Die Abers ließen indes nicht lange auf sich warten. „Der gravierende Fachkräftemangel ist ein landesweites Problem, das nur unzureichend berücksichtigt worden ist“, erklärte Martina Meier-Scheel, freiberufliche Fachberaterin in Kitas und Tagespflege. Durch die neuen Anforderungen des Gesetzes, insbesondere den verbindlichen Betreuungsschlüssel von zwei Fachkräften pro Gruppe in Gänze der Zeit, seien die Kita-Leitungen wie auch deren Mitarbeiter oftmals chronisch überlastet.
Evaluation des Kita-Gesetzes dauert bis 2025
„Zwei Fachkräfte pro Gruppe sind von den Einrichtungen schon bei der Landtagswahl 2012 vor zehn Jahren vehement gefordert worden, auch von der Awo“, konterte Koch. Nun stünde es sogar im Gesetz, sei so aber offenbar auch nicht recht: „Wir wollten ein Signal für sichere Arbeitsplätze setzen. Außerdem ist während der Evaluationsphase bis 2025 eine begründete Absenkung des Betreuungsschlüssels jederzeit möglich, insbesondere bei kleineren Gruppen und in den Randzeiten.“
Den Fachkräftemangel wollte Awo-Geschäftsführerin Schmitt unterdessen nicht als Kritik am Gesetz verstanden wissen. Es sei positiv, dass die Reform in Angriff genommen wurde. „Aber weil die benötigten Fachkräfte nicht zur Verfügung stehen, sind qualitative Verbesserungen der Betreuung eben kaum umsetzbar.
Stormarns Kitas in besonderer Konkurrenzsituation
Dazu bräuchten wir schon rein rechnerisch drei bis vier Mitarbeiter pro Gruppe“, sagt Schmitt. Zudem stünden viele Einrichtungen durch die Lage Stormarns am Hamburger Rand in einer besonderen Konkurrenzsituation. „Dass Mitarbeiter in die Metropole oder zu Zeitarbeitsfirmen abwandern, ist keine Seltenheit“, sagte Schmitt. Und konstatierte wegen nicht eingelöster Erwartungen eine „Abstimmung mit den Füßen“.

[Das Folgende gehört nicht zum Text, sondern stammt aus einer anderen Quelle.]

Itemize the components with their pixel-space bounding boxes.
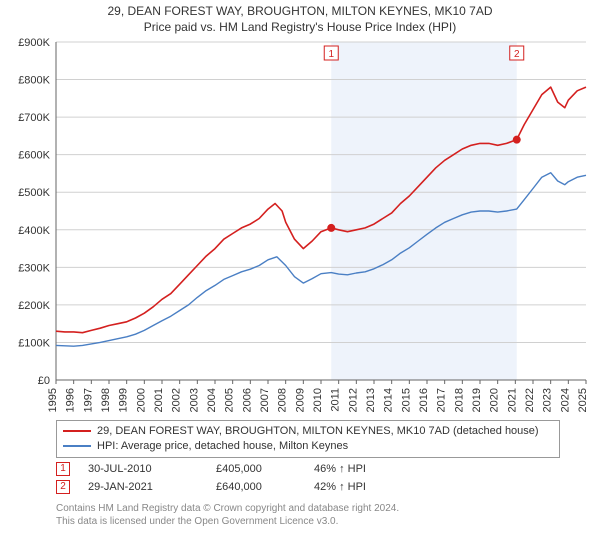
line-chart: £0 £100K £200K £300K £400K £500K £600K £700K £80… (0, 36, 600, 416)
svg-text:2000: 2000 (135, 388, 147, 412)
svg-text:2011: 2011 (330, 388, 342, 412)
events-table: 1 30-JUL-2010 £405,000 46% ↑ HPI 2 29-JA… (56, 460, 560, 496)
svg-text:2024: 2024 (559, 388, 571, 412)
svg-text:£300K: £300K (18, 262, 50, 274)
svg-text:2006: 2006 (241, 388, 253, 412)
event-date-1: 30-JUL-2010 (88, 463, 198, 475)
svg-text:2002: 2002 (171, 388, 183, 412)
svg-text:1999: 1999 (118, 388, 130, 412)
svg-text:2008: 2008 (277, 388, 289, 412)
svg-text:£600K: £600K (18, 150, 50, 162)
event-price-2: £640,000 (216, 481, 296, 493)
event-marker-2: 2 (56, 480, 70, 494)
svg-text:2012: 2012 (347, 388, 359, 412)
event-date-2: 29-JAN-2021 (88, 481, 198, 493)
event-row-2: 2 29-JAN-2021 £640,000 42% ↑ HPI (56, 478, 560, 496)
svg-text:£700K: £700K (18, 112, 50, 124)
legend-row-subject: 29, DEAN FOREST WAY, BROUGHTON, MILTON K… (63, 424, 553, 439)
legend-swatch-subject (63, 430, 91, 432)
event-price-1: £405,000 (216, 463, 296, 475)
svg-text:2004: 2004 (206, 388, 218, 412)
chart-title-line2: Price paid vs. HM Land Registry's House … (0, 20, 600, 34)
footer: Contains HM Land Registry data © Crown c… (56, 502, 560, 528)
svg-text:1997: 1997 (82, 388, 94, 412)
svg-text:2015: 2015 (400, 388, 412, 412)
event-delta-1: 46% ↑ HPI (314, 463, 424, 475)
svg-text:2010: 2010 (312, 388, 324, 412)
svg-text:£500K: £500K (18, 187, 50, 199)
svg-text:£0: £0 (38, 375, 50, 387)
svg-text:2005: 2005 (224, 388, 236, 412)
svg-text:2019: 2019 (471, 388, 483, 412)
svg-text:2016: 2016 (418, 388, 430, 412)
chart-title-line1: 29, DEAN FOREST WAY, BROUGHTON, MILTON K… (0, 4, 600, 18)
svg-text:£100K: £100K (18, 337, 50, 349)
svg-text:£800K: £800K (18, 75, 50, 87)
svg-text:1998: 1998 (100, 388, 112, 412)
svg-text:2021: 2021 (506, 388, 518, 412)
svg-text:1995: 1995 (47, 388, 59, 412)
svg-text:£200K: £200K (18, 300, 50, 312)
legend-label-subject: 29, DEAN FOREST WAY, BROUGHTON, MILTON K… (97, 424, 539, 439)
svg-text:£900K: £900K (18, 37, 50, 49)
svg-text:2009: 2009 (294, 388, 306, 412)
chart-title-block: 29, DEAN FOREST WAY, BROUGHTON, MILTON K… (0, 0, 600, 36)
event-marker-1: 1 (56, 462, 70, 476)
svg-text:2003: 2003 (188, 388, 200, 412)
svg-text:1: 1 (328, 49, 334, 60)
svg-text:2014: 2014 (383, 388, 395, 412)
legend-label-hpi: HPI: Average price, detached house, Milt… (97, 439, 348, 454)
footer-line2: This data is licensed under the Open Gov… (56, 515, 560, 528)
legend-swatch-hpi (63, 445, 91, 447)
legend: 29, DEAN FOREST WAY, BROUGHTON, MILTON K… (56, 420, 560, 458)
svg-text:2013: 2013 (365, 388, 377, 412)
svg-text:2020: 2020 (489, 388, 501, 412)
svg-text:2025: 2025 (577, 388, 589, 412)
event-row-1: 1 30-JUL-2010 £405,000 46% ↑ HPI (56, 460, 560, 478)
svg-text:£400K: £400K (18, 225, 50, 237)
legend-row-hpi: HPI: Average price, detached house, Milt… (63, 439, 553, 454)
svg-text:1996: 1996 (65, 388, 77, 412)
chart-area: £0 £100K £200K £300K £400K £500K £600K £700K £80… (0, 36, 600, 416)
footer-line1: Contains HM Land Registry data © Crown c… (56, 502, 560, 515)
svg-text:2023: 2023 (542, 388, 554, 412)
svg-text:2007: 2007 (259, 388, 271, 412)
svg-text:2017: 2017 (436, 388, 448, 412)
svg-text:2018: 2018 (453, 388, 465, 412)
svg-text:2022: 2022 (524, 388, 536, 412)
svg-text:2: 2 (514, 49, 520, 60)
event-delta-2: 42% ↑ HPI (314, 481, 424, 493)
svg-text:2001: 2001 (153, 388, 165, 412)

Koch wies darauf hin, dass die Kommunen die Tarifverträge noch immer selbst aushandeln würden, räumte aber ein, dass eine Ausbildungsoffensive unerlässlich sei. „Der Bedarf ist gigantisch, deshalb beteiligt sich das Land schon jetzt mit 20 Prozent an den Ausbildungskosten“, so Koch. Geprüft werden müsse zudem, ob in Stormarn nicht ein zweiter Ausbildungsstandort geschaffen werden könnte und in welchem Umfang Quereinsteiger in der Kitabetreuung zulässig seien.
Trittau hat die Reform eine Million Euro mehr gekostet
Susanne Dietrich, Fachbereichsleiterin Schule, Jugend und Soziale Hilfen des Amtes Trittau, monierte, dass sich die erhoffte finanzielle Entlastung für die Kommunen bislang kaum eingestellt habe. „Trittau hat die Reform rund eine Million Euro mehr gekostet. Dabei ist der Bedarf an Kitaplätzen noch nicht einmal annähernd gedeckt“, berichtete Dietrich.
Auch hier gestand Koch ein, der Entwicklung permanent hinterherzulaufen. Durch den erweiterten Rechtsanspruch auf Betreuungsplätze müssten immer mehr geschaffen werden. Für die dann natürlich auch wieder Personal benötigt werde. Hinzu komme die Betreuung in den so genannten Randzeiten, die von den Eltern in einem immer stärkeren Maße nachgefragt sei.
Verpflegungspauschalen haben sich erhöht
Sie müssen nicht selten verzweifelt in immer größeren Radien nach freien Plätzen suchen, bestätigte Marco Heidorn. Zudem erweise sich immer öfter, dass die Verpflegungspauschalen nicht auskömmlich seien. „Wenn sich die Zuzahlungen der Eltern mal eben von 60 auf 100 Euro erhöhen, wird das für Familien mit zwei und mehr Kindern schon zu einem Problem. Das frisst dann die Ersparnis durch die Beitragsdeckelung auf und führt eben zu keiner wirklichen finanziellen Entlastung für die Familien“, sagte Heidorn.
Tobias Koch merkte an, die Kita-Verpflegung sei für die Kommunalhaushalte noch nie kostendeckend gewesen und daran werde sich absehbar auch nichts ändern. In diesem Zusammenhang erteilte er zudem Forderungen nach einer generellen Beitragsfreiheit für die Eltern eine Absage. „Das würde einen weiteren Mehraufwand von rund 300 Millionen Euro bedeuten“, so Koch. Er sei aber davon überzeugt, dass sich Eltern an einer guten und verlässlichen Betreuung ihrer Kinder auch künftig gern beteiligen würden.